I smiled through my fatigue. If he only knew…
But I imagine that the people who go to Tessajara are very Zen, or are trying to be very Zen. And I also believe that the food is pretty delicious there. All vegetarian, all made with love, if not recipes or tastebuds. It’s pretty renowned for its food, actually, and who wouldn’t want some Zen with their bowl of Lemonade Lettuce (“This makes a light, refreshing salad. Maybe a bit unusual at first, but the sweetened, fragrant lemon leads right into the lettuce-ness of lettuce.” As someone who makes up words from time to time, I can forgive “lettuce-ness” but do not agree with the recipe’s ingredients and instructions, which read: “Lettuce; lemon juice; honey; salt (optional); sweeten the lemon juice to taste. Mix thoroughly). This could very well by a perfectly decent dip, but no salad newbie is going to be convinced to even try this recipe. But most Zen people probably aren’t salad newbies.
What I do like about this book…
…is that it goes through almost every well-known vegetable and gives various basic ways to use them and a rough recipe for each – no measurements. Then it talks about visualizing a meal, putting it together, and enjoying it. The planning and overall experience, I mean. It also talks about the basics of making vinaigrette and chili sauces (chilies and water…no salt or vinegar?). Later in the book it does give some actual measurements, but the recipes just don’t look very interesting (macaroni salad with tomatoes, bell pepper, and red onion. It calls for 1/2 tbsp red wine vinegar and 1/2 tsp red pepper flakes, plus a few capers. Bland.
And there are no pictures. Is food porn not Zen enough?
But I like that the book tells you not to waste the macaroni cooking water, though. And I like that the recipes can get away with being so simple because the quality of ingredients is so high.
The truth is I wanted to cook from this book. I’d often be thinking of a food (e.g. potato) and wondering what I should do with it (roast, boil, mash, bake, blanch and sauté), and I’d go to the book figuring it’d have a good basic idea and see something like “potato; oil; butter” listed and the recipe would say something like, “toss potato pieces with oil and bake until done. Serve with melted butter.” And if that makes any sense to you, you wouldn’t have needed a recipe in the first place. And if that doesn’t make any sense to you, you need much more of a recipe or you’ll never try.
I did try the baked vegetable platter. I even used the 1-2 tbsp olive oil. My vegetables were a bit burnt and/or undercooked on the inside. They tasted like…burnt and undercooked vegetables with not enough parsley and thyme (the recipe didn’t say how much), and I’ll never use this recipe again because I’d probably just make the same mistakes again.
So as much as I like some of the book’s personality traits, and as much as I know we could make decent lemon pudding cake together, I’m just not interested in it for the long term.

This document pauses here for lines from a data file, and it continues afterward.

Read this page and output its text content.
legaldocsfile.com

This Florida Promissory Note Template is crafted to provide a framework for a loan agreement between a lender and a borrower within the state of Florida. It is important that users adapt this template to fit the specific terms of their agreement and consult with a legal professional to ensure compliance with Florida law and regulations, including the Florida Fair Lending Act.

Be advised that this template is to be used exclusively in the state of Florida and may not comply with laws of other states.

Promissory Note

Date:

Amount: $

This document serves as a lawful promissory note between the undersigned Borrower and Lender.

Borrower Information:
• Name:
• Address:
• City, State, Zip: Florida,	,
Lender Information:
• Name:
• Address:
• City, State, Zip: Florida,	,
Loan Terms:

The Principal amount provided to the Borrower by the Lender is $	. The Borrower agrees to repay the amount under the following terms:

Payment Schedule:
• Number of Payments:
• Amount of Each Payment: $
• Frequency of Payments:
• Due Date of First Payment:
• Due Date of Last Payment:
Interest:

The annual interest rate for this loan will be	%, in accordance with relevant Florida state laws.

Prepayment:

As page 427 says, “prayer helps,” but there’s only so much the “blessedness of food” can do to help me live with polenta-eggplant gratin (the 3 cups of cheese is supposed to help. I’ll think of that as its boyish good looks, sincerity, and iron stomach – 1 cup of cheese for each positive trait).
So I’m sorry I couldn’t make this relationship work. I really wish I could. It’d be really nice to settle down and enjoy a tofu smoothie together, except I don’t like tofu and the idea of blending it with bananas. Could be delicious, but I know somewhere out there is at least one cookbook – maybe many cookbooks – that understand my needs a little more. And so I wish my Tassajara cookbook good luck at finding a new owner who will better appreciate its wisdom and comfort. Someone a little more patient than me, and probably a little more Zen.